U.S. shelters killed 2.3 million cats & 1.9 million dogs last year. Nearly half of the dogs were pit bulls.
From ANIMAL PEOPLE, July/August 2008:
Six of the eight major geographic regions of the U.S. show
continuing declines in shelter killing, but two have gone backward
according to the 15th annual ANIMAL PEOPLE review of recent shelter
exit data.
Newly received data from shelter polls in Ohio and Louisiana,
covering the years 2004 and 2005, respectively, show that the
headline “U.S. shelter killing toll drops to 3.7 million dogs & cats”
above publication of our 2007 analysis was much too optimistic.
The Ohio survey was directed by Ohio State University
graduate student Linda Lord. The Louisiana survey was done by Garo
Alexanian of the Companion Animal Network.
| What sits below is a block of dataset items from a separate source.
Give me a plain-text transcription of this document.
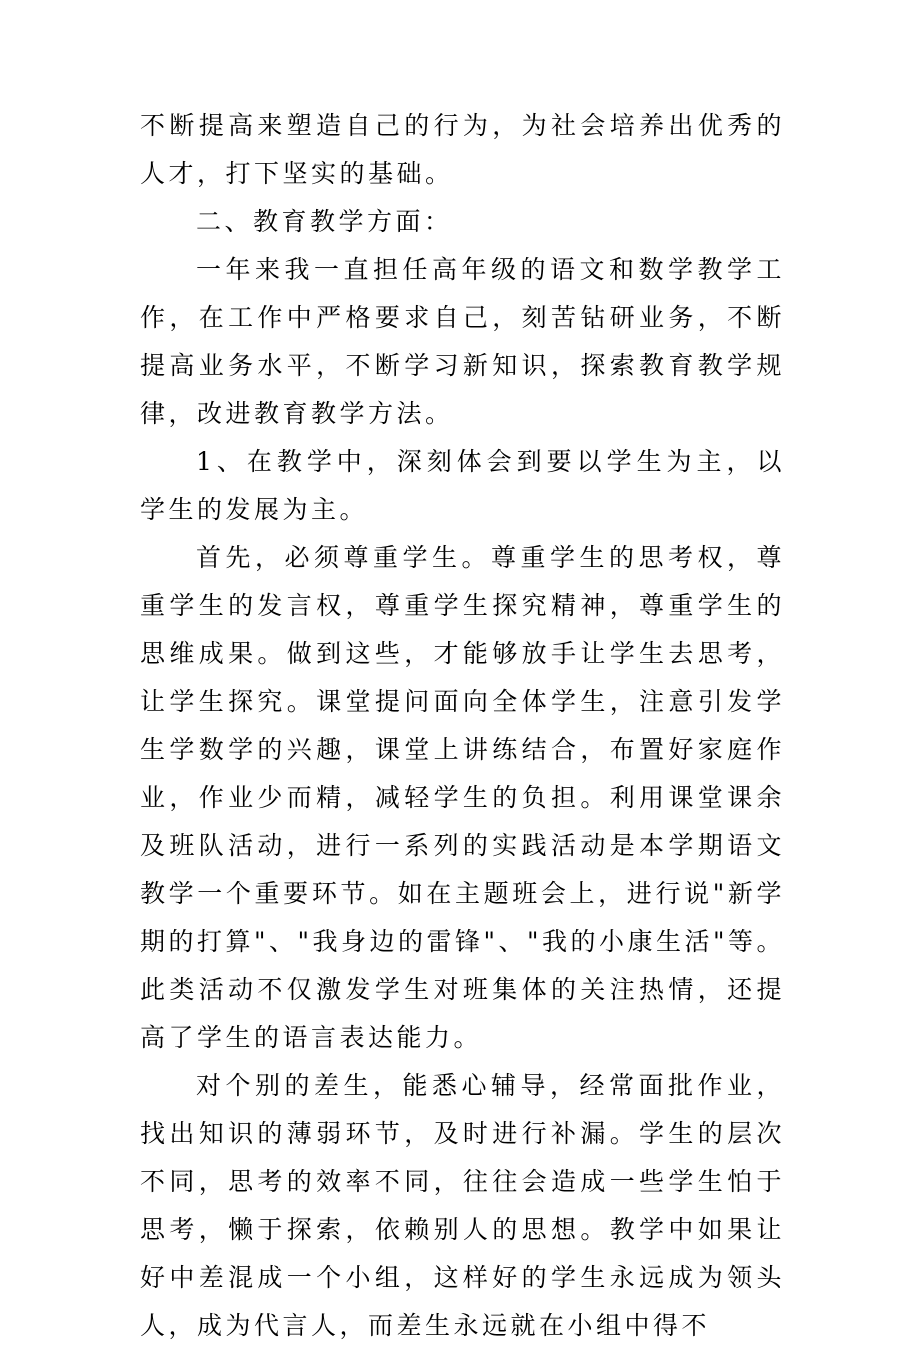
不断提高来塑造自己的行为，为社会培养出优秀的人才，打下坚实的基础。

二、教育教学方面：

一年来我一直担任高年级的语文和数学教学工作，在工作中严格要求自己，刻苦钻研业务，不断提高业务水平，不断学习新知识，探索教育教学规律，改进教育教学方法。

1、在教学中，深刻体会到要以学生为主，以学生的发展为主。

首先，必须尊重学生。尊重学生的思考权，尊重学生的发言权，尊重学生探究精神，尊重学生的思维成果。做到这些，才能够放手让学生去思考，让学生探究。课堂提问面向全体学生，注意引发学生学数学的兴趣，课堂上讲练结合，布置好家庭作业，作业少而精，减轻学生的负担。利用课堂课余及班队活动，进行一系列的实践活动是本学期语文教学一个重要环节。如在主题班会上，进行说"新学期的打算"、"我身边的雷锋"、"我的小康生活"等。此类活动不仅激发学生对班集体的关注热情，还提高了学生的语言表达能力。

对个别的差生，能悉心辅导，经常面批作业，找出知识的薄弱环节，及时进行补漏。学生的层次不同，思考的效率不同，往往会造成一些学生怕于思考，懒于探索，依赖别人的思想。教学中如果让好中差混成一个小组，这样好的学生永远成为领头人，成为代言人，而差生永远就在小组中得不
Lord et al found that the
Ohio rate of shelter killing was within 1.5 animals per 1,000 of the
2007 ANIMAL PEOPLE projection, but Alexanian found that the ANIMAL
PEOPLE projection for Louisiana was 3.2 animals low. Together, the
Ohio and Louisiana findings pushed a recalculation of the mid-2007
national shelter killing toll up to 4.0 million animals, at a rate
of 13.6 per 1,000 Americans.
As the increase was chiefly among dogs, the recalculation
returned the cat/dog balance from by far the most lopsided tilt
toward cats that ANIMAL PEOPLE had ever reported (63%) to a more
modest 58%–which remained well beyond the previous norms.
The remainder of the 2007 ANIMAL PEOPLE findings are
unchanged: The rate of shelter killing per 1,000 Americans both last
year and now is still the lowest since data collected by John
Marbanks in 1947-1950 suggested a rate of about 13.5–at a time when
animal control in much of the U.S. was still done by private
contractors, who often simply killed strays or sold them to labs
instead of taking them to shelters, and unwanted puppies and kittens
were frequently drowned.
The rate of 13.8 found by the 2008 ANIMAL PEOPLE analysis is
not enough higher than the 13.6 rate found in recalculating the 2007
findings to be statistically significant.
The 2008 and revised 2007 ANIMAL PEOPLE analysis both project
2.3 million cats per year killed in shelters, mostly classed by
shelter staff as “feral.” This is about 300,000 more cats killed per
year than early in the present decade, but the increase has occurred
at just a fifth to a sixth of the rate of increase of both the U.S.
human population and the pet cat population, and has coincided with
intensified intolerance of feral cats by U.S. government agencies and
organized birding groups. The numbers suggest, in short, not more
feral cats, but rather more aggessive cat catch-and-kill policies.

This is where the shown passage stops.